Accurate Coresets for Latent Variable Models and Regularized Regression
This work addresses the challenge of efficient data summarization for complex models like latent variable models and regularized regression, offering a unified solution that improves coreset sizes, though it is incremental in extending existing coreset methods to new model types.
The paper tackles the problem of constructing accurate coresets for a broader range of machine learning models, introducing a unified framework that yields coresets of size O(poly(k)) for latent variable models and smaller than d^p for ℓ_p-regularized ℓ_p-regression, with experimental validation on real datasets.
Accurate coresets are a weighted subset of the original dataset, ensuring a model trained on the accurate coreset maintains the same level of accuracy as a model trained on the full dataset.

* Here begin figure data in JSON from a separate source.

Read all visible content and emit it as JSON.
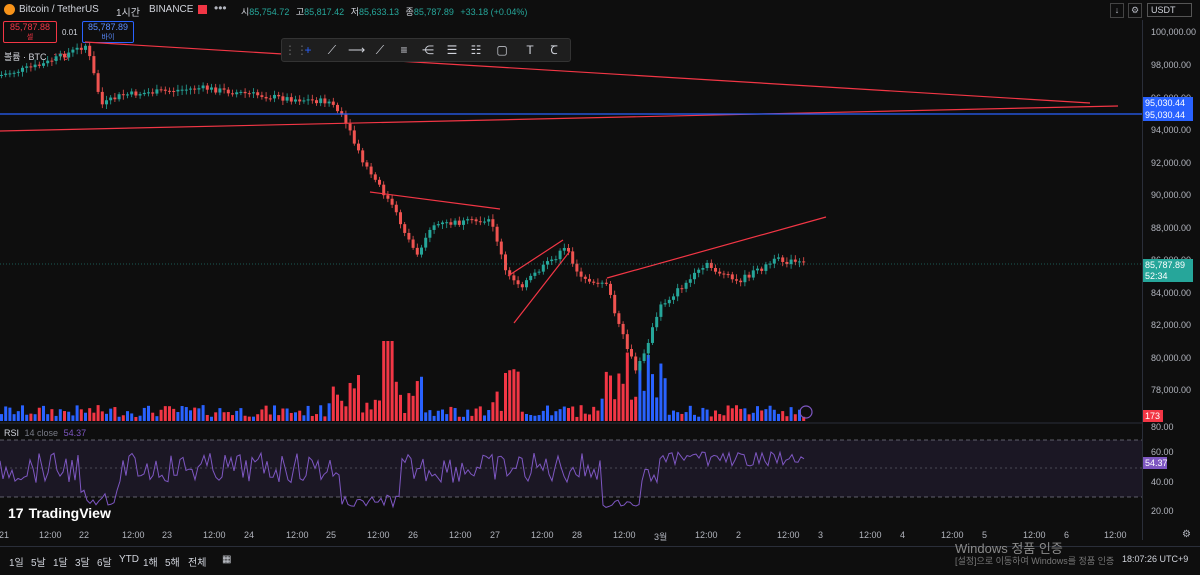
{
  "header": {
    "symbol": "Bitcoin / TetherUS",
    "interval": "1시간",
    "exchange": "BINANCE",
    "ohlc": {
      "open_label": "시",
      "open": "85,754.72",
      "high_label": "고",
      "high": "85,817.42",
      "low_label": "저",
      "low": "85,633.13",
      "close_label": "종",
      "close": "85,787.89",
      "change": "+33.18 (+0.04%)"
    },
    "currency": "USDT"
  },
  "trade": {
    "sell_price": "85,787.88",
    "sell_label": "셀",
    "spread": "0.01",
    "buy_price": "85,787.89",
    "buy_label": "바이"
  },
  "volume_legend": {
    "label": "볼륨 · BTC",
    "value": "173"
  },
  "price_axis": {
    "labels": [
      "100,000.00",
      "98,000.00",
      "96,000.00",
      "94,000.00",
      "92,000.00",
      "90,000.00",
      "88,000.00",
      "86,000.00",
      "84,000.00",
      "82,000.00",
      "80,000.00",
      "78,000.00"
    ],
    "tag_blue_1": "95,030.44",
    "tag_blue_2": "95,030.44",
    "tag_current": "85,787.89",
    "tag_countdown": "52:34",
    "tag_volume": "173"
  },
  "rsi": {
    "label": "RSI",
    "params": "14 close",
    "value": "54.37",
    "axis": [
      "80.00",
      "60.00",
      "40.00",
      "20.00"
    ]
  },
  "time_axis": [
    "21",
    "12:00",
    "22",
    "12:00",
    "23",
    "12:00",
    "24",
    "12:00",
    "25",
    "12:00",
    "26",
    "12:00",
    "27",
    "12:00",
    "28",
    "12:00",
    "3월",
    "12:00",
    "2",
    "12:00",
    "3",
    "12:00",
    "4",
    "12:00",
    "5",
    "12:00",
    "6",
    "12:00"
  ],
  "logo": "TradingView",
  "bottom_bar": {
    "ranges": [
      "1일",
      "5날",
      "1달",
      "3달",
      "6달",
      "YTD",
      "1해",
      "5해",
      "전체"
    ],
    "watermark_title": "Windows 정품 인증",
    "watermark_sub": "[설정]으로 이동하여 Windows를 정품 인증",
    "time": "18:07:26 UTC+9"
  },
  "colors": {
    "up": "#26a69a",
    "down": "#ef5350",
    "vol_up": "#2962ff",
    "vol_down": "#f23645",
    "line": "#f23645",
    "hline": "#2962ff",
    "rsi": "#7e57c2"
  },
  "chart_data": {
    "type": "candlestick",
    "interval": "1시간",
    "series": [
      {
        "name": "볼륨 · BTC"
      },
      {
        "name": "RSI"
      }
    ]
  }
}
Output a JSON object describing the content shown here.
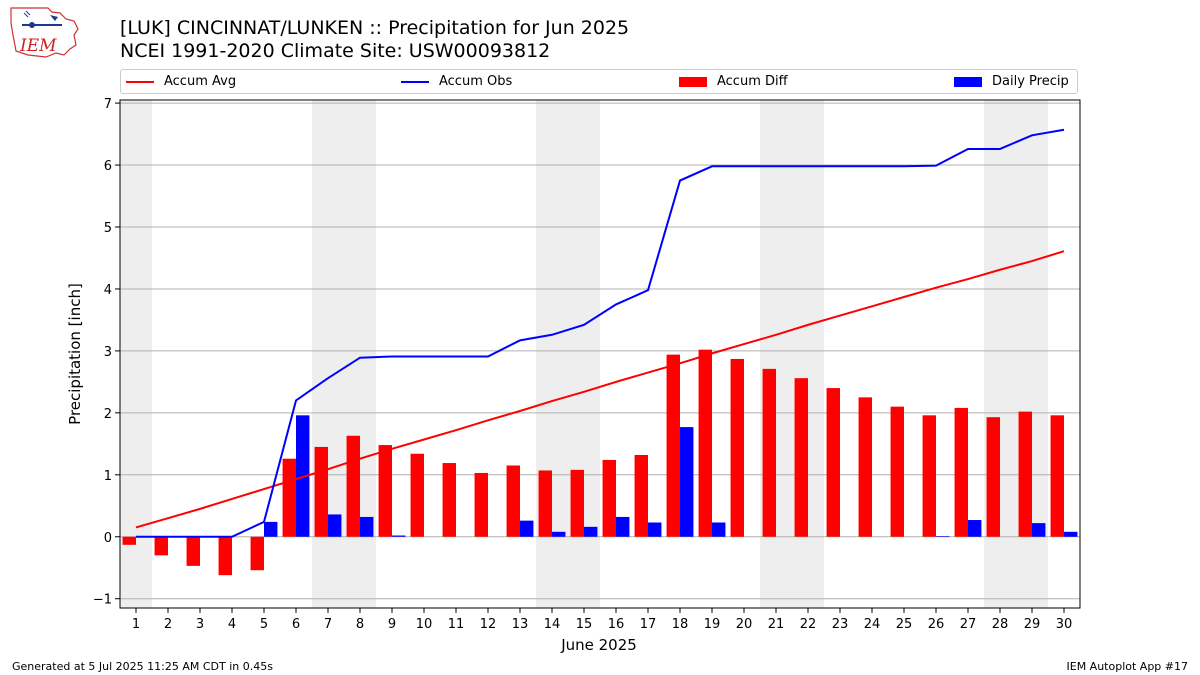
{
  "header": {
    "title_line1": "[LUK] CINCINNAT/LUNKEN :: Precipitation for Jun 2025",
    "title_line2": "NCEI 1991-2020 Climate Site: USW00093812",
    "logo_text": "IEM"
  },
  "footer": {
    "generated": "Generated at 5 Jul 2025 11:25 AM CDT in 0.45s",
    "app": "IEM Autoplot App #17"
  },
  "legend": [
    {
      "label": "Accum Avg",
      "kind": "line",
      "color": "#ff0000"
    },
    {
      "label": "Accum Obs",
      "kind": "line",
      "color": "#0000ff"
    },
    {
      "label": "Accum Diff",
      "kind": "bar",
      "color": "#ff0000"
    },
    {
      "label": "Daily Precip",
      "kind": "bar",
      "color": "#0000ff"
    }
  ],
  "chart_data": {
    "type": "bar",
    "xlabel": "June 2025",
    "ylabel": "Precipitation [inch]",
    "xlim": [
      0.5,
      30.5
    ],
    "ylim": [
      -1.15,
      7.05
    ],
    "yticks": [
      -1,
      0,
      1,
      2,
      3,
      4,
      5,
      6,
      7
    ],
    "x": [
      1,
      2,
      3,
      4,
      5,
      6,
      7,
      8,
      9,
      10,
      11,
      12,
      13,
      14,
      15,
      16,
      17,
      18,
      19,
      20,
      21,
      22,
      23,
      24,
      25,
      26,
      27,
      28,
      29,
      30
    ],
    "grid": "horizontal",
    "weekend_shading": [
      [
        0.5,
        1.5
      ],
      [
        6.5,
        8.5
      ],
      [
        13.5,
        15.5
      ],
      [
        20.5,
        22.5
      ],
      [
        27.5,
        29.5
      ]
    ],
    "series": [
      {
        "name": "Accum Avg",
        "type": "line",
        "color": "#ff0000",
        "values": [
          0.15,
          0.3,
          0.45,
          0.61,
          0.77,
          0.93,
          1.09,
          1.26,
          1.42,
          1.57,
          1.72,
          1.88,
          2.03,
          2.19,
          2.34,
          2.5,
          2.65,
          2.8,
          2.96,
          3.11,
          3.26,
          3.42,
          3.57,
          3.72,
          3.87,
          4.02,
          4.16,
          4.31,
          4.45,
          4.61
        ]
      },
      {
        "name": "Accum Obs",
        "type": "line",
        "color": "#0000ff",
        "values": [
          0.0,
          0.0,
          0.0,
          0.0,
          0.24,
          2.2,
          2.56,
          2.89,
          2.91,
          2.91,
          2.91,
          2.91,
          3.17,
          3.26,
          3.42,
          3.75,
          3.98,
          5.75,
          5.98,
          5.98,
          5.98,
          5.98,
          5.98,
          5.98,
          5.98,
          5.99,
          6.26,
          6.26,
          6.48,
          6.57
        ]
      },
      {
        "name": "Accum Diff",
        "type": "bar",
        "color": "#ff0000",
        "values": [
          -0.13,
          -0.3,
          -0.47,
          -0.62,
          -0.54,
          1.26,
          1.45,
          1.63,
          1.48,
          1.34,
          1.19,
          1.03,
          1.15,
          1.07,
          1.08,
          1.24,
          1.32,
          2.94,
          3.02,
          2.87,
          2.71,
          2.56,
          2.4,
          2.25,
          2.1,
          1.96,
          2.08,
          1.93,
          2.02,
          1.96
        ]
      },
      {
        "name": "Daily Precip",
        "type": "bar",
        "color": "#0000ff",
        "values": [
          0,
          0,
          0,
          0,
          0.24,
          1.96,
          0.36,
          0.32,
          0.02,
          0,
          0,
          0,
          0.26,
          0.08,
          0.16,
          0.32,
          0.23,
          1.77,
          0.23,
          0,
          0,
          0,
          0,
          0,
          0,
          0.01,
          0.27,
          0,
          0.22,
          0.08
        ]
      }
    ]
  }
}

Primarily, these coresets have been studied for a limited range of machine learning models. In this paper, we introduce a unified framework for constructing accurate coresets. Using this framework, we present accurate coreset construction algorithms for general problems, including a wide range of latent variable model problems and $\ell_p$-regularized $\ell_p$-regression. For latent variable models, our coreset size is $O\left(\mathrm{poly}(k)\right)$, where $k$ is the number of latent variables. For $\ell_p$-regularized $\ell_p$-regression, our algorithm captures the reduction of model complexity due to regularization, resulting in a coreset whose size is always smaller than $d^{p}$ for a regularization parameter $λ> 0$. Here, $d$ is the dimension of the input points. This inherently improves the size of the accurate coreset for ridge regression. We substantiate our theoretical findings with extensive experimental evaluations on real datasets.